The Permian shale oil basin has drilled its best wells
The Permian oil basin, the largest oil play in the US, mostly composed of shale oil fields, is something of "the last resort" of the global oil industry, where most of the recent growth of oil has come from. The rest of the oil world is pretty much stagnating or declining. But now even this saviour is slowly beginning to fail, and we can only wait for Jesus. Waiting for Jesus, not for the mirages of technology, will definitely increase, when people begin see how hollow this techno salvation story really is.
Irina Slav on www.oilprice.com writes:
"The more important factor over the longer term is well inventory. As the Wall Street Journal reported earlier this year, there has been concern among industry executives that the best inventory has been drilled through. It is, indeed, a concern that has been voiced repeatedly by Scott Sheffield, Pioneer Natural Resources' CEO.
"Most companies are drilling tier two and tier three inventories now," having tapped their best prospects, Sheffield told Reuters in an interview in January. "Less quality production is coming out of the Permian, out of the Bakken." "
(from the article "U.S. Shale Slowdown Weighs On Oilfield Services", on www.oilprice.com, b
Think about the fact that up until now, the shale oil industry hasn't made any money, but has instead lost a LOT of money (at the heights of the shale boom in America, in 2018, right before the "All Liquids" peak, when shale oil was still relatively cheap, and its rise steep, Steve St. Angelo made this Youtube video): How will it then be when the best days are over for this industry? It will maybe suck even more enormous amounts of debt money into its black hole, and try, till the bitter end, to persuade investors to invest in it, with lies and Ponzi scheme deception.

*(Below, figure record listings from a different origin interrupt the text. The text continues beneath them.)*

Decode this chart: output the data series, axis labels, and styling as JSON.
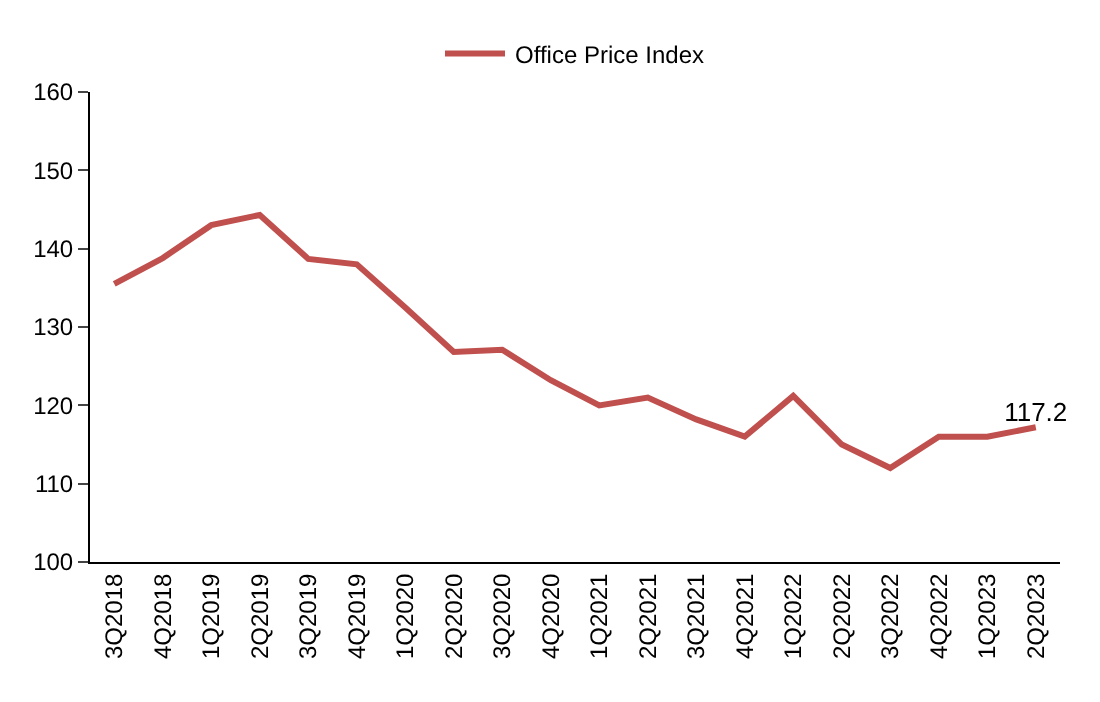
{
  "chart_data": {
    "type": "line",
    "categories": [
      "3Q2018",
      "4Q2018",
      "1Q2019",
      "2Q2019",
      "3Q2019",
      "4Q2019",
      "1Q2020",
      "2Q2020",
      "3Q2020",
      "4Q2020",
      "1Q2021",
      "2Q2021",
      "3Q2021",
      "4Q2021",
      "1Q2022",
      "2Q2022",
      "3Q2022",
      "4Q2022",
      "1Q2023",
      "2Q2023"
    ],
    "series": [
      {
        "name": "Office Price Index",
        "color": "#c0504d",
        "values": [
          135.5,
          138.8,
          143,
          144.3,
          138.7,
          138,
          132.5,
          126.8,
          127.1,
          123.2,
          120,
          121,
          118.2,
          116,
          121.2,
          115,
          112,
          116,
          116,
          117.2
        ],
        "value_labels": [
          null,
          null,
          null,
          null,
          null,
          null,
          null,
          null,
          null,
          null,
          null,
          null,
          null,
          null,
          null,
          null,
          null,
          null,
          null,
          "117.2"
        ]
      }
    ],
    "ylim": [
      100,
      160
    ],
    "yticks": [
      100,
      110,
      120,
      130,
      140,
      150,
      160
    ],
    "legend": "top",
    "marker": "none",
    "line_style": "solid"
  }
}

I don't buy the story that the shale oil industry recently has begun to make money (see this article). They are catching a straw, it's hopium and wishful thinking, someone hasn't done the math, it's deception to keep investors attracted. If the EROEI (Energy Returned on Energy Invested) is all the time declining in shale, and has done so from the very beginning, how could they finally begin to make money, right now when they have already drilled their best inventory and have begun to go after poorer inventory? It's absurd. Do you really think Tier 2 inventory has a higher EROEI than Tier 1 inventory?